The email from Bjorn “Bob” Bagn that arrived on Jan. 6 instantly caught my attention. The subject line revealed that he was offering two Montesa basket cases as freebies. “Little by little, ‘galloping geriatrics’ has caught up with me,” he explained. “With two metal knees, and at 84 years, I think my days of dirt-bike riding are over.”
Free motorcycles? What rider with a sliver of space in the garage wouldn’t be interested?
Bagn gave an additional reason for wanting to divest the bikes. “My wife has threatened to throw salt and sand in the tank if I restore my ‘babies,’” he wrote, neglecting to say whether she meant his car’s gas tank or one of the tanks to the motorcycles.
After providing some details on the Montesas, including the fact they were 250cc Scorpion models from 1970, Bagn asked if I might know of anyone who might like them. I responded that I indeed knew some local guys who ride Spanish dirt bikes and that I’d get back to him.

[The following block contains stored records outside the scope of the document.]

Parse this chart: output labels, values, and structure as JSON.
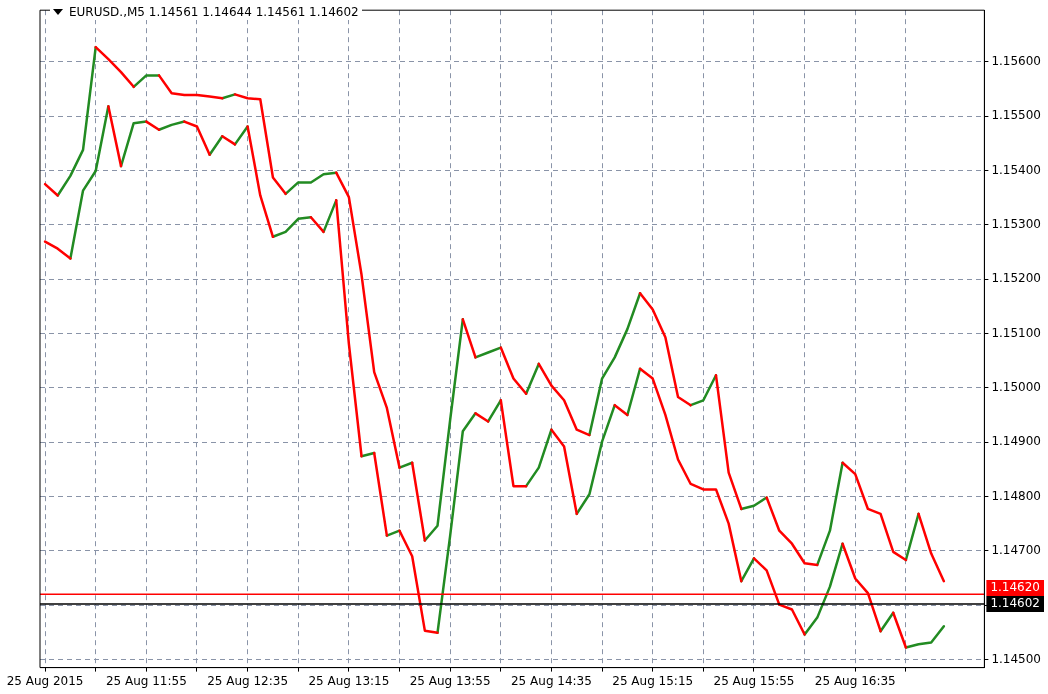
{
  "chart_data": {
    "type": "line",
    "title": "EURUSD.,M5  1.14561 1.14644 1.14561 1.14602",
    "xlim": [
      "2015-08-25T11:13",
      "2015-08-25T17:26"
    ],
    "xticks": [
      {
        "value": "2015-08-25T11:15",
        "label": "25 Aug 2015"
      },
      {
        "value": "2015-08-25T11:35",
        "label": null
      },
      {
        "value": "2015-08-25T11:55",
        "label": "25 Aug 11:55"
      },
      {
        "value": "2015-08-25T12:15",
        "label": null
      },
      {
        "value": "2015-08-25T12:35",
        "label": "25 Aug 12:35"
      },
      {
        "value": "2015-08-25T12:55",
        "label": null
      },
      {
        "value": "2015-08-25T13:15",
        "label": "25 Aug 13:15"
      },
      {
        "value": "2015-08-25T13:35",
        "label": null
      },
      {
        "value": "2015-08-25T13:55",
        "label": "25 Aug 13:55"
      },
      {
        "value": "2015-08-25T14:15",
        "label": null
      },
      {
        "value": "2015-08-25T14:35",
        "label": "25 Aug 14:35"
      },
      {
        "value": "2015-08-25T14:55",
        "label": null
      },
      {
        "value": "2015-08-25T15:15",
        "label": "25 Aug 15:15"
      },
      {
        "value": "2015-08-25T15:35",
        "label": null
      },
      {
        "value": "2015-08-25T15:55",
        "label": "25 Aug 15:55"
      },
      {
        "value": "2015-08-25T16:15",
        "label": null
      },
      {
        "value": "2015-08-25T16:35",
        "label": "25 Aug 16:35"
      },
      {
        "value": "2015-08-25T16:55",
        "label": null
      }
    ],
    "series": [
      {
        "color": "#ff0000",
        "x": [
          "2015-08-25T11:15",
          "2015-08-25T11:20"
        ],
        "values": [
          1.15375,
          1.15354
        ]
      },
      {
        "color": "#ff0000",
        "x": [
          "2015-08-25T11:35",
          "2015-08-25T11:40",
          "2015-08-25T11:45",
          "2015-08-25T11:50"
        ],
        "values": [
          1.15627,
          1.15605,
          1.15581,
          1.15554
        ]
      },
      {
        "color": "#ff0000",
        "x": [
          "2015-08-25T12:00",
          "2015-08-25T12:05",
          "2015-08-25T12:10",
          "2015-08-25T12:15",
          "2015-08-25T12:20",
          "2015-08-25T12:25"
        ],
        "values": [
          1.15575,
          1.15542,
          1.15539,
          1.15539,
          1.15536,
          1.15533
        ]
      },
      {
        "color": "#ff0000",
        "x": [
          "2015-08-25T12:30",
          "2015-08-25T12:35",
          "2015-08-25T12:40",
          "2015-08-25T12:45",
          "2015-08-25T12:50"
        ],
        "values": [
          1.1554,
          1.15533,
          1.15531,
          1.15387,
          1.15357
        ]
      },
      {
        "color": "#ff0000",
        "x": [
          "2015-08-25T13:10",
          "2015-08-25T13:15",
          "2015-08-25T13:20",
          "2015-08-25T13:25",
          "2015-08-25T13:30",
          "2015-08-25T13:35"
        ],
        "values": [
          1.15396,
          1.15351,
          1.15208,
          1.15029,
          1.14963,
          1.14853
        ]
      },
      {
        "color": "#ff0000",
        "x": [
          "2015-08-25T13:40",
          "2015-08-25T13:45"
        ],
        "values": [
          1.14862,
          1.14719
        ]
      },
      {
        "color": "#ff0000",
        "x": [
          "2015-08-25T14:00",
          "2015-08-25T14:05"
        ],
        "values": [
          1.15126,
          1.15056
        ]
      },
      {
        "color": "#ff0000",
        "x": [
          "2015-08-25T14:15",
          "2015-08-25T14:20",
          "2015-08-25T14:25"
        ],
        "values": [
          1.15074,
          1.15017,
          1.14989
        ]
      },
      {
        "color": "#ff0000",
        "x": [
          "2015-08-25T14:30",
          "2015-08-25T14:35",
          "2015-08-25T14:40",
          "2015-08-25T14:45",
          "2015-08-25T14:50"
        ],
        "values": [
          1.15044,
          1.15004,
          1.14977,
          1.14923,
          1.14913
        ]
      },
      {
        "color": "#ff0000",
        "x": [
          "2015-08-25T15:10",
          "2015-08-25T15:15",
          "2015-08-25T15:20",
          "2015-08-25T15:25",
          "2015-08-25T15:30"
        ],
        "values": [
          1.15174,
          1.15144,
          1.15093,
          1.14983,
          1.14968
        ]
      },
      {
        "color": "#ff0000",
        "x": [
          "2015-08-25T15:40",
          "2015-08-25T15:45",
          "2015-08-25T15:50"
        ],
        "values": [
          1.15023,
          1.14844,
          1.14777
        ]
      },
      {
        "color": "#ff0000",
        "x": [
          "2015-08-25T16:00",
          "2015-08-25T16:05",
          "2015-08-25T16:10",
          "2015-08-25T16:15",
          "2015-08-25T16:20"
        ],
        "values": [
          1.14798,
          1.14737,
          1.14713,
          1.14677,
          1.14674
        ]
      },
      {
        "color": "#ff0000",
        "x": [
          "2015-08-25T16:30",
          "2015-08-25T16:35",
          "2015-08-25T16:40",
          "2015-08-25T16:45",
          "2015-08-25T16:50",
          "2015-08-25T16:55"
        ],
        "values": [
          1.14862,
          1.14841,
          1.14777,
          1.14768,
          1.14698,
          1.14683
        ]
      },
      {
        "color": "#ff0000",
        "x": [
          "2015-08-25T17:00",
          "2015-08-25T17:05",
          "2015-08-25T17:10"
        ],
        "values": [
          1.14768,
          1.14695,
          1.14644
        ]
      },
      {
        "color": "#228b22",
        "x": [
          "2015-08-25T11:20",
          "2015-08-25T11:25",
          "2015-08-25T11:30",
          "2015-08-25T11:35"
        ],
        "values": [
          1.15354,
          1.1539,
          1.15438,
          1.15627
        ]
      },
      {
        "color": "#228b22",
        "x": [
          "2015-08-25T11:50",
          "2015-08-25T11:55",
          "2015-08-25T12:00"
        ],
        "values": [
          1.15554,
          1.15575,
          1.15575
        ]
      },
      {
        "color": "#228b22",
        "x": [
          "2015-08-25T12:25",
          "2015-08-25T12:30"
        ],
        "values": [
          1.15533,
          1.1554
        ]
      },
      {
        "color": "#228b22",
        "x": [
          "2015-08-25T12:50",
          "2015-08-25T12:55",
          "2015-08-25T13:00",
          "2015-08-25T13:05",
          "2015-08-25T13:10"
        ],
        "values": [
          1.15357,
          1.15378,
          1.15378,
          1.15393,
          1.15396
        ]
      },
      {
        "color": "#228b22",
        "x": [
          "2015-08-25T13:35",
          "2015-08-25T13:40"
        ],
        "values": [
          1.14853,
          1.14862
        ]
      },
      {
        "color": "#228b22",
        "x": [
          "2015-08-25T13:45",
          "2015-08-25T13:50",
          "2015-08-25T13:55",
          "2015-08-25T14:00"
        ],
        "values": [
          1.14719,
          1.14746,
          1.14941,
          1.15126
        ]
      },
      {
        "color": "#228b22",
        "x": [
          "2015-08-25T14:05",
          "2015-08-25T14:10",
          "2015-08-25T14:15"
        ],
        "values": [
          1.15056,
          1.15065,
          1.15074
        ]
      },
      {
        "color": "#228b22",
        "x": [
          "2015-08-25T14:25",
          "2015-08-25T14:30"
        ],
        "values": [
          1.14989,
          1.15044
        ]
      },
      {
        "color": "#228b22",
        "x": [
          "2015-08-25T14:50",
          "2015-08-25T14:55",
          "2015-08-25T15:00",
          "2015-08-25T15:05",
          "2015-08-25T15:10"
        ],
        "values": [
          1.14913,
          1.15017,
          1.15056,
          1.15108,
          1.15174
        ]
      },
      {
        "color": "#228b22",
        "x": [
          "2015-08-25T15:30",
          "2015-08-25T15:35",
          "2015-08-25T15:40"
        ],
        "values": [
          1.14968,
          1.14977,
          1.15023
        ]
      },
      {
        "color": "#228b22",
        "x": [
          "2015-08-25T15:50",
          "2015-08-25T15:55",
          "2015-08-25T16:00"
        ],
        "values": [
          1.14777,
          1.14783,
          1.14798
        ]
      },
      {
        "color": "#228b22",
        "x": [
          "2015-08-25T16:20",
          "2015-08-25T16:25",
          "2015-08-25T16:30"
        ],
        "values": [
          1.14674,
          1.14737,
          1.14862
        ]
      },
      {
        "color": "#228b22",
        "x": [
          "2015-08-25T16:55",
          "2015-08-25T17:00"
        ],
        "values": [
          1.14683,
          1.14768
        ]
      },
      {
        "color": "#ff0000",
        "x": [
          "2015-08-25T11:15",
          "2015-08-25T11:20",
          "2015-08-25T11:25"
        ],
        "values": [
          1.15269,
          1.15256,
          1.15238
        ]
      },
      {
        "color": "#ff0000",
        "x": [
          "2015-08-25T11:40",
          "2015-08-25T11:45"
        ],
        "values": [
          1.15518,
          1.15408
        ]
      },
      {
        "color": "#ff0000",
        "x": [
          "2015-08-25T11:55",
          "2015-08-25T12:00"
        ],
        "values": [
          1.1549,
          1.15475
        ]
      },
      {
        "color": "#ff0000",
        "x": [
          "2015-08-25T12:10",
          "2015-08-25T12:15",
          "2015-08-25T12:20"
        ],
        "values": [
          1.1549,
          1.15481,
          1.15429
        ]
      },
      {
        "color": "#ff0000",
        "x": [
          "2015-08-25T12:25",
          "2015-08-25T12:30"
        ],
        "values": [
          1.15463,
          1.15448
        ]
      },
      {
        "color": "#ff0000",
        "x": [
          "2015-08-25T12:35",
          "2015-08-25T12:40",
          "2015-08-25T12:45"
        ],
        "values": [
          1.15481,
          1.15354,
          1.15278
        ]
      },
      {
        "color": "#ff0000",
        "x": [
          "2015-08-25T13:00",
          "2015-08-25T13:05"
        ],
        "values": [
          1.15314,
          1.15287
        ]
      },
      {
        "color": "#ff0000",
        "x": [
          "2015-08-25T13:10",
          "2015-08-25T13:15",
          "2015-08-25T13:20"
        ],
        "values": [
          1.15345,
          1.15081,
          1.14874
        ]
      },
      {
        "color": "#ff0000",
        "x": [
          "2015-08-25T13:25",
          "2015-08-25T13:30"
        ],
        "values": [
          1.1488,
          1.14728
        ]
      },
      {
        "color": "#ff0000",
        "x": [
          "2015-08-25T13:35",
          "2015-08-25T13:40",
          "2015-08-25T13:45",
          "2015-08-25T13:50"
        ],
        "values": [
          1.14737,
          1.1469,
          1.14553,
          1.14549
        ]
      },
      {
        "color": "#ff0000",
        "x": [
          "2015-08-25T14:05",
          "2015-08-25T14:10"
        ],
        "values": [
          1.14953,
          1.14938
        ]
      },
      {
        "color": "#ff0000",
        "x": [
          "2015-08-25T14:15",
          "2015-08-25T14:20",
          "2015-08-25T14:25"
        ],
        "values": [
          1.14977,
          1.14819,
          1.14819
        ]
      },
      {
        "color": "#ff0000",
        "x": [
          "2015-08-25T14:35",
          "2015-08-25T14:40",
          "2015-08-25T14:45"
        ],
        "values": [
          1.14923,
          1.14892,
          1.14768
        ]
      },
      {
        "color": "#ff0000",
        "x": [
          "2015-08-25T15:00",
          "2015-08-25T15:05"
        ],
        "values": [
          1.14968,
          1.1495
        ]
      },
      {
        "color": "#ff0000",
        "x": [
          "2015-08-25T15:10",
          "2015-08-25T15:15",
          "2015-08-25T15:20",
          "2015-08-25T15:25",
          "2015-08-25T15:30",
          "2015-08-25T15:35",
          "2015-08-25T15:40",
          "2015-08-25T15:45",
          "2015-08-25T15:50"
        ],
        "values": [
          1.15035,
          1.15017,
          1.1495,
          1.14868,
          1.14823,
          1.14813,
          1.14813,
          1.1475,
          1.14644
        ]
      },
      {
        "color": "#ff0000",
        "x": [
          "2015-08-25T15:55",
          "2015-08-25T16:00",
          "2015-08-25T16:05",
          "2015-08-25T16:10",
          "2015-08-25T16:15"
        ],
        "values": [
          1.14686,
          1.14664,
          1.14601,
          1.14592,
          1.14546
        ]
      },
      {
        "color": "#ff0000",
        "x": [
          "2015-08-25T16:30",
          "2015-08-25T16:35",
          "2015-08-25T16:40",
          "2015-08-25T16:45"
        ],
        "values": [
          1.14713,
          1.14649,
          1.14622,
          1.14552
        ]
      },
      {
        "color": "#ff0000",
        "x": [
          "2015-08-25T16:50",
          "2015-08-25T16:55"
        ],
        "values": [
          1.14586,
          1.14522
        ]
      },
      {
        "color": "#228b22",
        "x": [
          "2015-08-25T11:25",
          "2015-08-25T11:30",
          "2015-08-25T11:35",
          "2015-08-25T11:40"
        ],
        "values": [
          1.15238,
          1.15363,
          1.15399,
          1.15518
        ]
      },
      {
        "color": "#228b22",
        "x": [
          "2015-08-25T11:45",
          "2015-08-25T11:50",
          "2015-08-25T11:55"
        ],
        "values": [
          1.15408,
          1.15487,
          1.1549
        ]
      },
      {
        "color": "#228b22",
        "x": [
          "2015-08-25T12:00",
          "2015-08-25T12:05",
          "2015-08-25T12:10"
        ],
        "values": [
          1.15475,
          1.15484,
          1.1549
        ]
      },
      {
        "color": "#228b22",
        "x": [
          "2015-08-25T12:20",
          "2015-08-25T12:25"
        ],
        "values": [
          1.15429,
          1.15463
        ]
      },
      {
        "color": "#228b22",
        "x": [
          "2015-08-25T12:30",
          "2015-08-25T12:35"
        ],
        "values": [
          1.15448,
          1.15481
        ]
      },
      {
        "color": "#228b22",
        "x": [
          "2015-08-25T12:45",
          "2015-08-25T12:50",
          "2015-08-25T12:55",
          "2015-08-25T13:00"
        ],
        "values": [
          1.15278,
          1.15287,
          1.15311,
          1.15314
        ]
      },
      {
        "color": "#228b22",
        "x": [
          "2015-08-25T13:05",
          "2015-08-25T13:10"
        ],
        "values": [
          1.15287,
          1.15345
        ]
      },
      {
        "color": "#228b22",
        "x": [
          "2015-08-25T13:20",
          "2015-08-25T13:25"
        ],
        "values": [
          1.14874,
          1.1488
        ]
      },
      {
        "color": "#228b22",
        "x": [
          "2015-08-25T13:30",
          "2015-08-25T13:35"
        ],
        "values": [
          1.14728,
          1.14737
        ]
      },
      {
        "color": "#228b22",
        "x": [
          "2015-08-25T13:50",
          "2015-08-25T13:55",
          "2015-08-25T14:00",
          "2015-08-25T14:05"
        ],
        "values": [
          1.14549,
          1.14728,
          1.1492,
          1.14953
        ]
      },
      {
        "color": "#228b22",
        "x": [
          "2015-08-25T14:10",
          "2015-08-25T14:15"
        ],
        "values": [
          1.14938,
          1.14977
        ]
      },
      {
        "color": "#228b22",
        "x": [
          "2015-08-25T14:25",
          "2015-08-25T14:30",
          "2015-08-25T14:35"
        ],
        "values": [
          1.14819,
          1.14853,
          1.14923
        ]
      },
      {
        "color": "#228b22",
        "x": [
          "2015-08-25T14:45",
          "2015-08-25T14:50",
          "2015-08-25T14:55",
          "2015-08-25T15:00"
        ],
        "values": [
          1.14768,
          1.14804,
          1.14901,
          1.14968
        ]
      },
      {
        "color": "#228b22",
        "x": [
          "2015-08-25T15:05",
          "2015-08-25T15:10"
        ],
        "values": [
          1.1495,
          1.15035
        ]
      },
      {
        "color": "#228b22",
        "x": [
          "2015-08-25T15:50",
          "2015-08-25T15:55"
        ],
        "values": [
          1.14644,
          1.14686
        ]
      },
      {
        "color": "#228b22",
        "x": [
          "2015-08-25T16:15",
          "2015-08-25T16:20",
          "2015-08-25T16:25",
          "2015-08-25T16:30"
        ],
        "values": [
          1.14546,
          1.14577,
          1.14634,
          1.14713
        ]
      },
      {
        "color": "#228b22",
        "x": [
          "2015-08-25T16:45",
          "2015-08-25T16:50"
        ],
        "values": [
          1.14552,
          1.14586
        ]
      },
      {
        "color": "#228b22",
        "x": [
          "2015-08-25T16:55",
          "2015-08-25T17:00",
          "2015-08-25T17:05",
          "2015-08-25T17:10"
        ],
        "values": [
          1.14522,
          1.14528,
          1.14531,
          1.14561
        ]
      }
    ],
    "ylim": [
      1.14485,
      1.15695
    ],
    "yticks": [
      {
        "value": 1.145,
        "label": "1.14500"
      },
      {
        "value": 1.146,
        "label": null
      },
      {
        "value": 1.147,
        "label": "1.14700"
      },
      {
        "value": 1.148,
        "label": "1.14800"
      },
      {
        "value": 1.149,
        "label": "1.14900"
      },
      {
        "value": 1.15,
        "label": "1.15000"
      },
      {
        "value": 1.151,
        "label": "1.15100"
      },
      {
        "value": 1.152,
        "label": "1.15200"
      },
      {
        "value": 1.153,
        "label": "1.15300"
      },
      {
        "value": 1.154,
        "label": "1.15400"
      },
      {
        "value": 1.155,
        "label": "1.15500"
      },
      {
        "value": 1.156,
        "label": "1.15600"
      }
    ],
    "ref_lines": [
      {
        "axis": "y",
        "value": 1.1462,
        "label": "1.14620",
        "color": "#ff0000"
      },
      {
        "axis": "y",
        "value": 1.14602,
        "label": "1.14602",
        "color": "#000000"
      }
    ],
    "grid": true,
    "legend": false,
    "marker": "none",
    "line_style": "solid"
  }
}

I immediately contacted Tim Sparks of Goshen with whom I sometimes ride. He owns a Spanish-made Ossa and is a member of SMOG, the Spanish Motorcycles Owners Group. Bagn’s offer piqued his curiosity, too, so we arranged a visit a few days later. However, only hours before the appointed meeting time, Bagn called to say that he’d just fallen and had possibly broken his hip.
Consequently, it wasn’t until a week ago Sunday that Sparks and I drove up a lengthy, unpaved driveway in a rural section of northwest Torrington to Bagn’s sidehill house. Before he even stepped outside on to the second floor deck to greet us, we’d already spotted one motorcycle, covered by a tarp and resting against a support post underneath the deck.
It turned out to be a frame sans engine. It was heavily rusted, and so were the shock absorbers. Remnants of a mouse nest rested on the seat and the tires were frozen into the dirt. Upon closer look, Sparks noticed, “It’s got the original gaiters. Says ‘Montesa” on them.”
It took a few minutes and the help of cane for Bagn to get downstairs from the living quarters and open a door to the basement garage. Since that first contact back in January, he’d had a hip replaced to fix what had indeed turned out to be a fracture.
Inside the garage, sitting on workshop shelves, tucked into corners and wedged in crevices were parts from the two bikes – engines, gas tanks, forks and countless other items. As he retrieved them for inspection, Bagn shared his riding background.
He was born Oslo, Norway (and still has the accent to verify that fact). “I grew up with motorcycles and skis,” he said. In 1949, he was drafted into the Norwegian army. Training took place in occupied Germany. Because of his linguistic skills, he was transferred to a British artillery unit in Germany. After his discharge in 1951, he attended the University of Manchester in England.
“I used to ride as a means of commuting between England and Norway,” he said, recalling that he initially used a single-cylinder, 350cc BSA to get the job done. The Beezer eventually gave way to another 350cc machine, a Matchless. “I did 140 (miles per hour) on that with a single cylinder. It was wild. It just kind of cranked it up at 90 miles per hour into fourth gear,” he said.
It was while riding in Germany that he crashed, sustaining 19 broken bones. He was in a coma for two weeks. Upon discharge from the hospital, he found some Royal Air Force servicemen at a nearby base that knew about Matchless models. Doing a favor for a fellow military man, they straightened the frame, got some new wheels, and made his bike roadworthy again – complete with foot rest on the left side so he could immobilize his left leg. (Old British bikes had shifter lever on the right side.)
“Those guys were fabulous,” Bagn said. “They said, ‘How the hell can you get on the bike?’ I said, ‘Try me.’” With his left leg parallel to the ground and his crutches stowed in a cradle that the soldiers had added to the bike, he rode it to Rotterdam, but couldn’t get off the bike.
Having obtained an engineering degree, Bagn went on to have a career as a corporate executive, working for Corning Glass in Toronto and later Kentucky. He also worked for Emhart until quitting the executive suite in 1982. He then got his real estate license. Bagn bought a 36-acre farm in Torrington in 1972 and eventually gave up riding. “My last ride was probably about 1974-75,” he said.
It was while selling real estate that he acquired the Montesas. A client offered him the motorcycles in lieu of commission. That was probably 1984. They’ve been sitting ever since, and got moved across the street when he downsized his holdings. His goal of restoring them never came to pass.
After talking about the bikes for a while, Sparks agreed to take them with the intent of determining if they were restorable. “None of it is Waterford glass,” said Bagn of the components, which Sparks loaded into the back of his pickup. The two frames, the iced-in one under the deck and the other later spied under a snow pile behind a portable garage, couldn’t be retrieved. We’re looking forward to returning after the thaw – to get them and to maybe hear some more of Bagn’s riding adventures.